Analog physical neural networks, which hold promise for improved energy efficiency and speed compared to digital electronic neural networks, are nevertheless typically operated in a relatively high-power regime so that the signal-to-noise ratio (SNR) is large (>10). What happens if an analog system is instead operated in an ultra-low-power regime, in which the behavior of the system becomes highly stochastic and the noise is no longer a small perturbation on the signal? In this paper, we study this question in the setting of optical neural networks operated in the limit where some layers use only a single photon to cause a neuron activation. Neuron activations in this limit are dominated by quantum noise from the fundamentally probabilistic nature of single-photon detection of weak optical signals. We show that it is possible to train stochastic optical neural networks to perform deterministic image-classification tasks with high accuracy in spite of the extremely high noise (SNR ~ 1) by using a training procedure that directly models the stochastic behavior of photodetection. We experimentally demonstrated MNIST classification with a test accuracy of 98% using an optical neural network with a hidden layer operating in the single-photon regime; the optical energy used to perform the classification corresponds to 0.008 photons per multiply-accumulate (MAC) operation, which is equivalent to 0.003 attojoules of optical energy per MAC. Our experiment used >40x fewer photons per inference than previous state-of-the-art low-optical-energy demonstrations, to achieve the same accuracy of >90%. Our work shows that some extremely stochastic analog systems, including those operating in the limit where quantum noise dominates, can nevertheless be used as layers in neural networks that deterministically perform classification tasks with high accuracy if they are appropriately trained.
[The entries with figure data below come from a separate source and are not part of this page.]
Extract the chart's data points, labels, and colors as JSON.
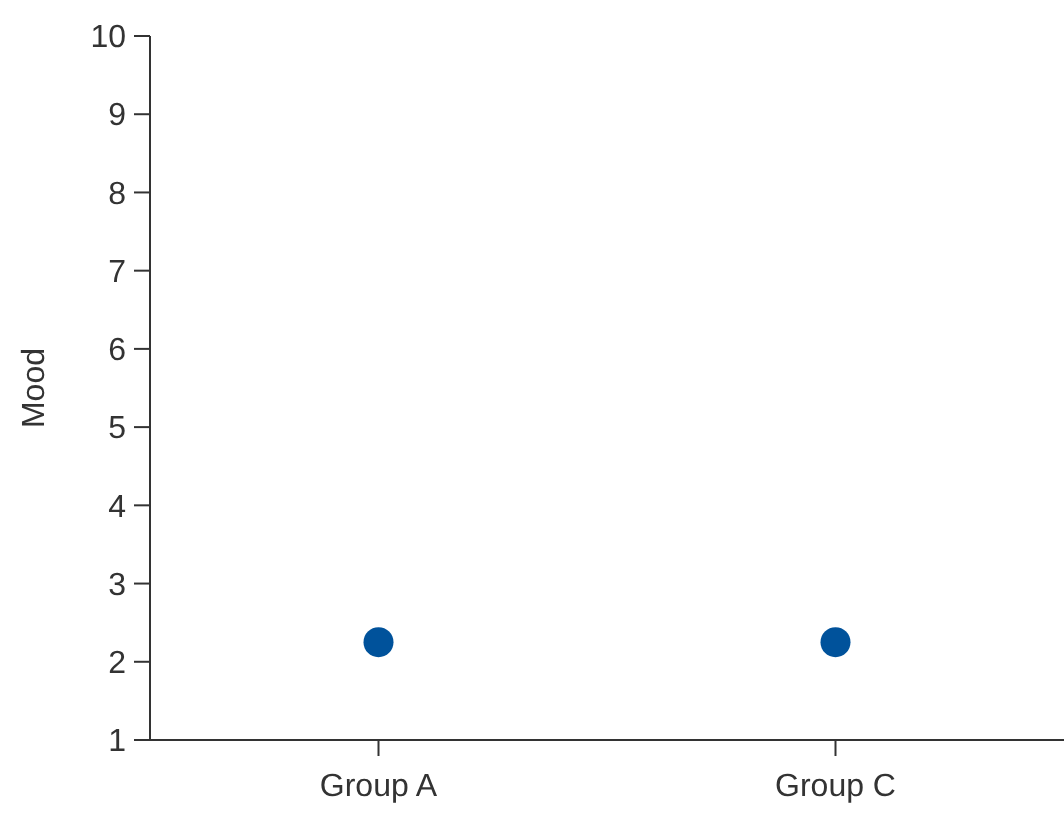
{
  "chart_data": {
    "type": "scatter",
    "ylabel": "Mood",
    "categories": [
      "Group A",
      "Group C"
    ],
    "series": [
      {
        "color": "#00529b",
        "values": [
          2.25,
          2.25
        ]
      }
    ],
    "ylim": [
      1,
      10
    ],
    "yticks": [
      1,
      2,
      3,
      4,
      5,
      6,
      7,
      8,
      9,
      10
    ],
    "marker": "circle"
  }
}
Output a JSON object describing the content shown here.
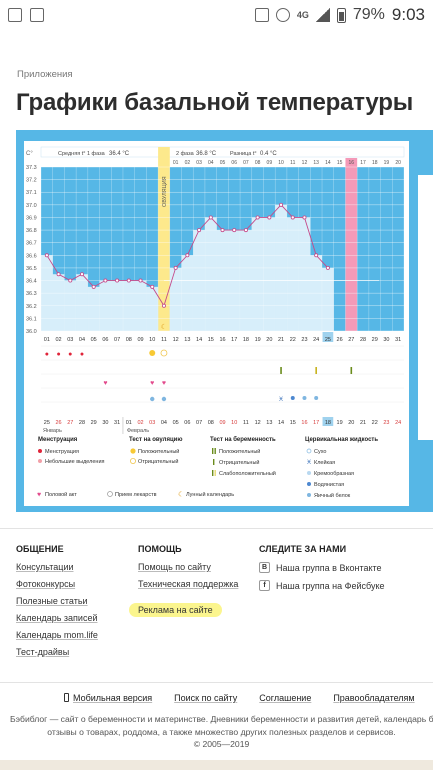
{
  "status": {
    "network": "4G",
    "battery": "79%",
    "time": "9:03"
  },
  "breadcrumb": "Приложения",
  "title": "Графики базальной температуры",
  "chart": {
    "unit": "C°",
    "phase1_label": "Средняя t° 1 фаза",
    "phase1_value": "36.4 °C",
    "phase2_label": "2 фаза",
    "phase2_value": "36.8 °C",
    "diff_label": "Разница t°",
    "diff_value": "0.4 °C",
    "ovulation": "ОВУЛЯЦИЯ",
    "y_ticks": [
      "37.3",
      "37.2",
      "37.1",
      "37.0",
      "36.9",
      "36.8",
      "36.7",
      "36.6",
      "36.5",
      "36.4",
      "36.3",
      "36.2",
      "36.1",
      "36.0"
    ],
    "top_days": [
      "01",
      "02",
      "03",
      "04",
      "05",
      "06",
      "07",
      "08",
      "09",
      "10",
      "11",
      "12",
      "13",
      "14",
      "15",
      "16",
      "17",
      "18",
      "19",
      "20"
    ],
    "bottom_days": [
      "01",
      "02",
      "03",
      "04",
      "05",
      "06",
      "07",
      "08",
      "09",
      "10",
      "11",
      "12",
      "13",
      "14",
      "15",
      "16",
      "17",
      "18",
      "19",
      "20",
      "21",
      "22",
      "23",
      "24",
      "25",
      "26",
      "27",
      "28",
      "29",
      "30",
      "31"
    ],
    "dates": [
      "25",
      "26",
      "27",
      "28",
      "29",
      "30",
      "31",
      "01",
      "02",
      "03",
      "04",
      "05",
      "06",
      "07",
      "08",
      "09",
      "10",
      "11",
      "12",
      "13",
      "14",
      "15",
      "16",
      "17",
      "18",
      "19",
      "20",
      "21",
      "22",
      "23",
      "24"
    ],
    "month1": "Январь",
    "month2": "Февраль",
    "highlight_day": "25",
    "highlight_date": "18"
  },
  "chart_data": {
    "type": "line",
    "x": [
      1,
      2,
      3,
      4,
      5,
      6,
      7,
      8,
      9,
      10,
      11,
      12,
      13,
      14,
      15,
      16,
      17,
      18,
      19,
      20,
      21,
      22,
      23,
      24,
      25
    ],
    "values": [
      36.6,
      36.45,
      36.4,
      36.45,
      36.35,
      36.4,
      36.4,
      36.4,
      36.4,
      36.35,
      36.2,
      36.5,
      36.6,
      36.8,
      36.9,
      36.8,
      36.8,
      36.8,
      36.9,
      36.9,
      37.0,
      36.9,
      36.9,
      36.6,
      36.5
    ],
    "ylim": [
      36.0,
      37.3
    ],
    "ylabel": "C°"
  },
  "legend": {
    "menstruation_title": "Менструация",
    "menstruation_items": [
      "Менструация",
      "Небольшие выделения"
    ],
    "ovulation_title": "Тест на овуляцию",
    "ovulation_items": [
      "Положительный",
      "Отрицательный"
    ],
    "pregnancy_title": "Тест на беременность",
    "pregnancy_items": [
      "Положительный",
      "Отрицательный",
      "Слабоположительный"
    ],
    "cervical_title": "Цервикальная жидкость",
    "cervical_items": [
      "Сухо",
      "Клейкая",
      "Кремообразная",
      "Водянистая",
      "Яичный белок"
    ],
    "sex": "Половой акт",
    "medicine": "Прием лекарств",
    "lunar": "Лунный календарь"
  },
  "footer": {
    "col1_title": "ОБЩЕНИЕ",
    "col1_links": [
      "Консультации",
      "Фотоконкурсы",
      "Полезные статьи",
      "Календарь записей",
      "Календарь mom.life",
      "Тест-драйвы"
    ],
    "col2_title": "ПОМОЩЬ",
    "col2_links": [
      "Помощь по сайту",
      "Техническая поддержка"
    ],
    "col2_highlight": "Реклама на сайте",
    "col3_title": "СЛЕДИТЕ ЗА НАМИ",
    "vk_badge": "B",
    "fb_badge": "f",
    "vk": "Наша группа в Вконтакте",
    "fb": "Наша группа на Фейсбуке"
  },
  "bottom": {
    "mobile": "Мобильная версия",
    "search": "Поиск по сайту",
    "agreement": "Соглашение",
    "rights": "Правообладателям",
    "about1": "Бэбиблог — сайт о беременности и материнстве. Дневники беременности и развития детей, календарь беремен",
    "about2": "отзывы о товарах, роддома, а также множество других полезных разделов и сервисов.",
    "copyright": "© 2005—2019"
  },
  "colors": {
    "accent": "#56b7e6",
    "ovulation": "#fde98c",
    "period": "#f49ab8",
    "line": "#c54a8a"
  }
}
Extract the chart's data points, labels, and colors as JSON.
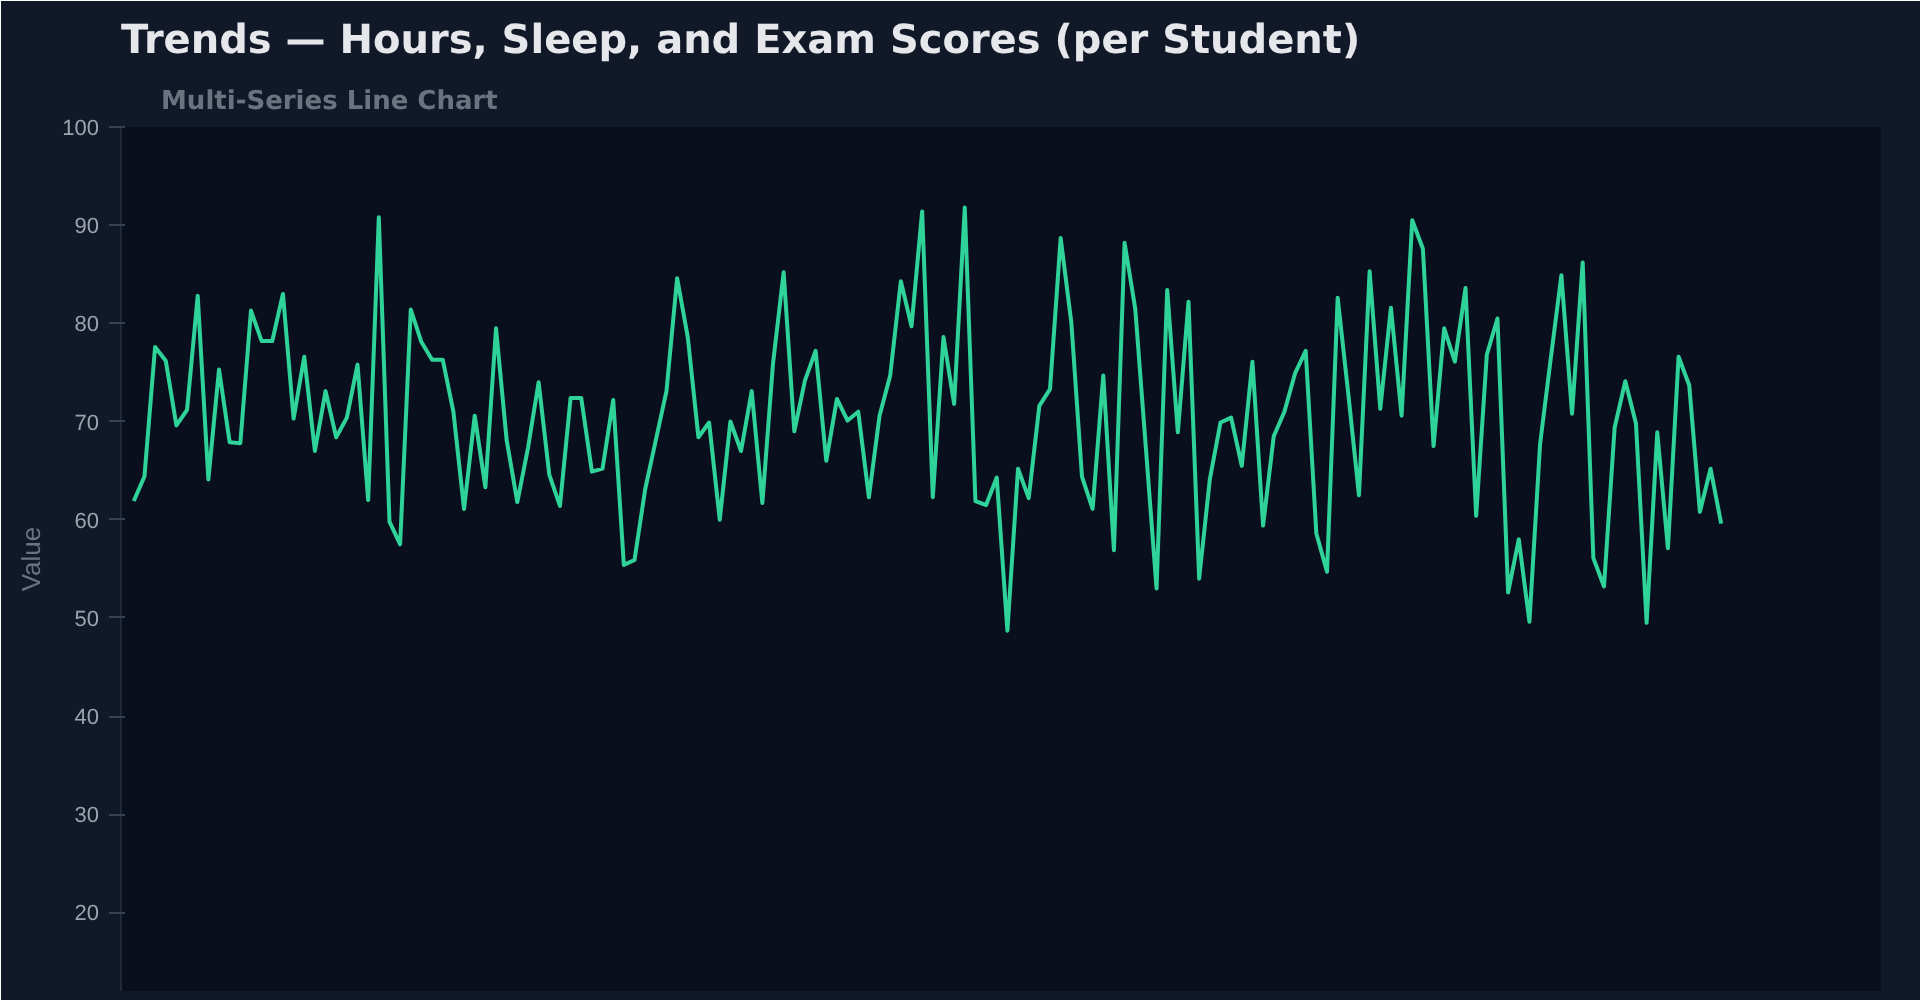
{
  "chart_data": {
    "type": "line",
    "title": "Trends — Hours, Sleep, and Exam Scores (per Student)",
    "subtitle": "Multi-Series Line Chart",
    "ylabel": "Value",
    "categories": [
      null,
      null,
      null,
      null,
      null,
      null,
      null,
      null,
      null,
      null,
      null,
      null,
      null,
      null,
      null,
      null,
      null,
      null,
      null,
      null,
      null,
      null,
      null,
      null,
      null,
      null,
      null,
      null,
      null,
      null,
      null,
      null,
      null,
      null,
      null,
      null,
      null,
      null,
      null,
      null,
      null,
      null,
      null,
      null,
      null,
      null,
      null,
      null,
      null,
      null,
      null,
      null,
      null,
      null,
      null,
      null,
      null,
      null,
      null,
      null,
      null,
      null,
      null,
      null,
      null,
      null,
      null,
      null,
      null,
      null,
      null,
      null,
      null,
      null,
      null,
      null,
      null,
      null,
      null,
      null,
      null,
      null,
      null,
      null,
      null,
      null,
      null,
      null,
      null,
      null,
      null,
      null,
      null,
      null,
      null,
      null,
      null,
      null,
      null,
      null,
      null,
      null,
      null,
      null,
      null,
      null,
      null,
      null,
      null,
      null,
      null,
      null,
      null,
      null,
      null,
      null,
      null,
      null,
      null,
      null,
      null,
      null,
      null,
      null,
      null,
      null,
      null,
      null,
      null,
      null,
      null,
      null,
      null,
      null,
      null,
      null,
      null,
      null,
      null,
      null,
      null,
      null,
      null,
      null,
      null,
      null,
      null,
      null,
      null,
      null
    ],
    "series": [
      {
        "color": "#2fd39a",
        "values": [
          61.9,
          64.4,
          77.6,
          76.2,
          69.6,
          71.2,
          82.8,
          64.1,
          75.3,
          67.9,
          67.8,
          81.3,
          78.2,
          78.2,
          83.0,
          70.3,
          76.6,
          67.0,
          73.1,
          68.4,
          70.4,
          75.8,
          62.0,
          90.8,
          59.8,
          57.5,
          81.4,
          78.1,
          76.3,
          76.3,
          71.0,
          61.1,
          70.6,
          63.3,
          79.5,
          68.1,
          61.8,
          67.3,
          74.0,
          64.6,
          61.4,
          72.4,
          72.4,
          64.9,
          65.2,
          72.2,
          55.4,
          55.9,
          63.1,
          68.1,
          73.1,
          84.6,
          78.6,
          68.4,
          69.9,
          60.0,
          70.0,
          67.0,
          73.1,
          61.7,
          75.9,
          85.2,
          69.0,
          74.2,
          77.2,
          66.0,
          72.3,
          70.1,
          71.0,
          62.3,
          70.6,
          74.7,
          84.3,
          79.7,
          91.4,
          62.3,
          78.6,
          71.8,
          91.8,
          61.9,
          61.5,
          64.3,
          48.7,
          65.2,
          62.2,
          71.6,
          73.3,
          88.7,
          80.1,
          64.4,
          61.1,
          74.7,
          56.9,
          88.2,
          81.5,
          67.3,
          53.0,
          83.4,
          68.9,
          82.2,
          54.0,
          64.1,
          69.9,
          70.4,
          65.5,
          76.1,
          59.4,
          68.5,
          71.0,
          74.9,
          77.2,
          58.6,
          54.7,
          82.6,
          72.8,
          62.5,
          85.3,
          71.3,
          81.6,
          70.6,
          90.5,
          87.6,
          67.5,
          79.5,
          76.1,
          83.6,
          60.4,
          76.8,
          80.5,
          52.6,
          58.0,
          49.6,
          67.7,
          76.4,
          84.9,
          70.8,
          86.2,
          56.1,
          53.2,
          69.4,
          74.1,
          69.8,
          49.5,
          68.9,
          57.1,
          76.6,
          73.7,
          60.8,
          65.2,
          59.6
        ]
      }
    ],
    "ylim": [
      12,
      100
    ],
    "yticks": [
      20,
      30,
      40,
      50,
      60,
      70,
      80,
      90,
      100
    ],
    "grid": false,
    "tick_labels": "y",
    "marker": "none",
    "line_style": "solid"
  }
}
翻译：模拟物理神经网络有望比数字电子神经网络实现更高的能效和速度，但通常需在高功率模式下运行以保证信噪比(SNR)足够大(>10)。若将模拟系统切换至超低功率模式运行，其行为将呈现高度随机性，此时噪声不再是信号的微小扰动，系统将发生怎样的变化？本文以光学神经网络为研究对象，探索在部分层级仅需单个光子即可触发神经元激活的极限情形。在此极限下，神经元激活过程主要受量子噪声支配，这源于弱光信号单光子探测固有的概率特性。我们证明，通过采用直接建模光电探测随机行为的训练方法，即便在极高噪声条件(SNR ~ 1)下，仍可训练随机光学神经网络高精度完成确定性图像分类任务。我们基于带单光子工作隐藏层的光学神经网络进行的MNIST分类实验实现了98%的测试准确率；执行分类所需的光学能量折合每次乘积累加(MAC)操作仅需0.008个光子，相当于每次MAC消耗0.003阿焦耳光学能量。与先前达到同等>90%准确率的最优低光学能量方案相比，本实验每次推理所需光子数减少了40倍以上。这项工作表明，经过适当训练后，包括量子噪声主导的极端随机模拟系统在内的一些高度随机系统，仍可作为神经网络层级用于高精度确定性分类任务。